If you sense a frustration in TB you are very observant. The Government and its agencies allowed this mess to happen and are now trying to fix it with Band-Aids…and that simply is not going to work.
Look at Citi…keeps selling more and more stock, both common and preferred and this is viewed as a good thing; Merrill Lynch raises more capital and doesn’t cut the dividend…stock rallies; Fannie Mae loses $2.2B in quarter and cuts the dividend by almost 30% and the stock rallies 9%, while cousin Freddie Mac rallies 7%, they halved theirs in Dec. Wachovia, a loser if there ever was one says oops, losses are bigger than we thought but stock doesn’t decline.Have we totally forgotten what investing is all about? Apparently!…either that or we are merely seeing fun and games among the big spec accounts…likely!

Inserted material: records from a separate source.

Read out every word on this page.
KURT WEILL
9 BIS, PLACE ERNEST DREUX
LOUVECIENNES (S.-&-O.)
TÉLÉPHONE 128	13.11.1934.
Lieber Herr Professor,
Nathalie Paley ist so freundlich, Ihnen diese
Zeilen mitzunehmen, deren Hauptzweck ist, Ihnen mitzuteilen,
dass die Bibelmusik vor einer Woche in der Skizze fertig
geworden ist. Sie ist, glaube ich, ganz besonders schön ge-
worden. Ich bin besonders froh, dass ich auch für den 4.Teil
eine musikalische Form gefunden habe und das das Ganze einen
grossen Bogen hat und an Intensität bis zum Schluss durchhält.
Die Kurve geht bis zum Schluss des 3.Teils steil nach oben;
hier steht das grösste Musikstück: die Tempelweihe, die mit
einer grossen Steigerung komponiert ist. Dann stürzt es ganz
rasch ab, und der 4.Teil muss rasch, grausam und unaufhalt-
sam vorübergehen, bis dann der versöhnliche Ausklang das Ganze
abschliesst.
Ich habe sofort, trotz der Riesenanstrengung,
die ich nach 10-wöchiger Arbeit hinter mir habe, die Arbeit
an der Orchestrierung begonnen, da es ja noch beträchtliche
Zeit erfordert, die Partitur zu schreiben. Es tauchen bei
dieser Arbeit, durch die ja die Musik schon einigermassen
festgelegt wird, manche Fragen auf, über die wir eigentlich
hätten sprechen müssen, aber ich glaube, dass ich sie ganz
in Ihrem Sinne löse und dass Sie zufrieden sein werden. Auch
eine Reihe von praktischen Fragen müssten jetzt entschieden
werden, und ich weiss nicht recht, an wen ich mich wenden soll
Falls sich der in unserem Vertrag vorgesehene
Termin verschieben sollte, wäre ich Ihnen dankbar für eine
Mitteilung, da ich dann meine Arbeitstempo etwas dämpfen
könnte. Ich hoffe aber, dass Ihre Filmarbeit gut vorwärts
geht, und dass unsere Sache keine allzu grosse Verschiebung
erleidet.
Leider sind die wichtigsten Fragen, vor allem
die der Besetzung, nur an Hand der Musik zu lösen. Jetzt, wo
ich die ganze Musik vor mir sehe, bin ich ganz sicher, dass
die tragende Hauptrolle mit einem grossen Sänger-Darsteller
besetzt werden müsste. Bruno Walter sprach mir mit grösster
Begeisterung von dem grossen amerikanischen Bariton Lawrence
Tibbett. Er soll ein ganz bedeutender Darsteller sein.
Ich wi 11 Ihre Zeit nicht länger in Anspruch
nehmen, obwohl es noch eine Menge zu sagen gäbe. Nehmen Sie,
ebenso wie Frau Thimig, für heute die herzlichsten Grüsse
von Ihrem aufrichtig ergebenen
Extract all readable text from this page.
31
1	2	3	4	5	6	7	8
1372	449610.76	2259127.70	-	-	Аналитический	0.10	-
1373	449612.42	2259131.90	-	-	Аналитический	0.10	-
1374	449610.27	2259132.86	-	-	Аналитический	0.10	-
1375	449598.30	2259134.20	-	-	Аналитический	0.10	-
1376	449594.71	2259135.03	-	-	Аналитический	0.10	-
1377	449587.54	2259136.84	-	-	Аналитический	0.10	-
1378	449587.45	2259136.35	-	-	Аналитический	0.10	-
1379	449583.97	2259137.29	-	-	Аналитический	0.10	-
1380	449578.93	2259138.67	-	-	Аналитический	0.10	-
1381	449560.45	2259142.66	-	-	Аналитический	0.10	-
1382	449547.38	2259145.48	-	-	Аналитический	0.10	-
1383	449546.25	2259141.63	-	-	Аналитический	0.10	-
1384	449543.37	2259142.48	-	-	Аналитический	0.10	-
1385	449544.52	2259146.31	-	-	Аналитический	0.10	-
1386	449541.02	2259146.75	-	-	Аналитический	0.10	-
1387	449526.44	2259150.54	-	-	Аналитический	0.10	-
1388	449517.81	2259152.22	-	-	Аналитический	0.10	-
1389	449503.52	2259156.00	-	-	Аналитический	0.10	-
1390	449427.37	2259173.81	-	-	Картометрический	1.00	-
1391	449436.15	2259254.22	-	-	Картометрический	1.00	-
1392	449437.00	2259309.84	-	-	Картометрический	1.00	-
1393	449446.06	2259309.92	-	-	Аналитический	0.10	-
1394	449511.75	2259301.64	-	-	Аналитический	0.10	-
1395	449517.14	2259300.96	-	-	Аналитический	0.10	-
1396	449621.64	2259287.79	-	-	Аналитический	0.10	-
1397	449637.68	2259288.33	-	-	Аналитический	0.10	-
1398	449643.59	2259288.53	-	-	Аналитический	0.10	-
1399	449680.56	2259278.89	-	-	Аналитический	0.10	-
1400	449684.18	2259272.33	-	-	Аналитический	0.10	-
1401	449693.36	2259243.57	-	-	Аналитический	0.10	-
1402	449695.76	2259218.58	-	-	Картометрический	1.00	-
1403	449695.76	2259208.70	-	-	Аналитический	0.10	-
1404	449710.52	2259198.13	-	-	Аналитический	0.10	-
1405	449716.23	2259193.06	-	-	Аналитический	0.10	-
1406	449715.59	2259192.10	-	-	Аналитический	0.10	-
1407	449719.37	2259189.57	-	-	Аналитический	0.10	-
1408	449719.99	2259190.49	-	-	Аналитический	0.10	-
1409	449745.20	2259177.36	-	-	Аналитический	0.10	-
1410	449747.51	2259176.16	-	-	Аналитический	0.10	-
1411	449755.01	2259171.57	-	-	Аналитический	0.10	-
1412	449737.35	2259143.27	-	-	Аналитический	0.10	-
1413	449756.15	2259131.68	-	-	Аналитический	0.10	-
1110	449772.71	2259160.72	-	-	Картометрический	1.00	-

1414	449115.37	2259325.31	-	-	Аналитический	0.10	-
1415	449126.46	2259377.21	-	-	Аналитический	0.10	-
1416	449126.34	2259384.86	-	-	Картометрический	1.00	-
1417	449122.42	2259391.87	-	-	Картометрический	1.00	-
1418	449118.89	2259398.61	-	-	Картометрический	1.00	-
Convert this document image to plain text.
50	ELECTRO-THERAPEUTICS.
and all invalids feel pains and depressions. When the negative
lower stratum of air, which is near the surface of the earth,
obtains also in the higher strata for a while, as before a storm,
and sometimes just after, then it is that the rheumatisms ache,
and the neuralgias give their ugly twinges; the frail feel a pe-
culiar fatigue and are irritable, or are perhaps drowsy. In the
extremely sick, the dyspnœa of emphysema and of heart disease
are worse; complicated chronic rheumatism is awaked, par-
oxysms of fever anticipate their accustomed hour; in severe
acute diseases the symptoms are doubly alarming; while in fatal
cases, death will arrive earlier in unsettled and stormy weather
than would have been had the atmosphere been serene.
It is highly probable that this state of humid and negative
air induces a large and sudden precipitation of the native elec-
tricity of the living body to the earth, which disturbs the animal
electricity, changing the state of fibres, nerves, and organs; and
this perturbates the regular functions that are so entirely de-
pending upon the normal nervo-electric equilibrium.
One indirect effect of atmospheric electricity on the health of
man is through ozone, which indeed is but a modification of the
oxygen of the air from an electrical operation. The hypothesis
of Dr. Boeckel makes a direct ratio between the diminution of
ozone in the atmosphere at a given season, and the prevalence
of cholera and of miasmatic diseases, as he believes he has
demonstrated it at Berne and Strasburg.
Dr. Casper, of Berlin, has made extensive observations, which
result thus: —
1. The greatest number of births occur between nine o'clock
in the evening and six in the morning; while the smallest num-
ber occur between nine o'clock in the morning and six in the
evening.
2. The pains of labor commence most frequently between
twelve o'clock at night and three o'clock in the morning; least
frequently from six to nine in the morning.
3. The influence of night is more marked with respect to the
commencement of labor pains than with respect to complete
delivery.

TB thinks stocks should go down today which means they will probably have a big rally. Think of this as a learning curve…and hopefully you will make more money than you lose.
TB
Trader Bill thinks it is clear to anyone reading these missives that they are merely commentaries…as he sees it…and do not necessarily reflect the views of anyone other than his own. Information is gathered from sources he has found reliable, but no guarantees of accuracy are implied. These are merely observations of events in the marketplace offering in an attempt to offer a non-mainstream viewpoint. Hope you find it useful.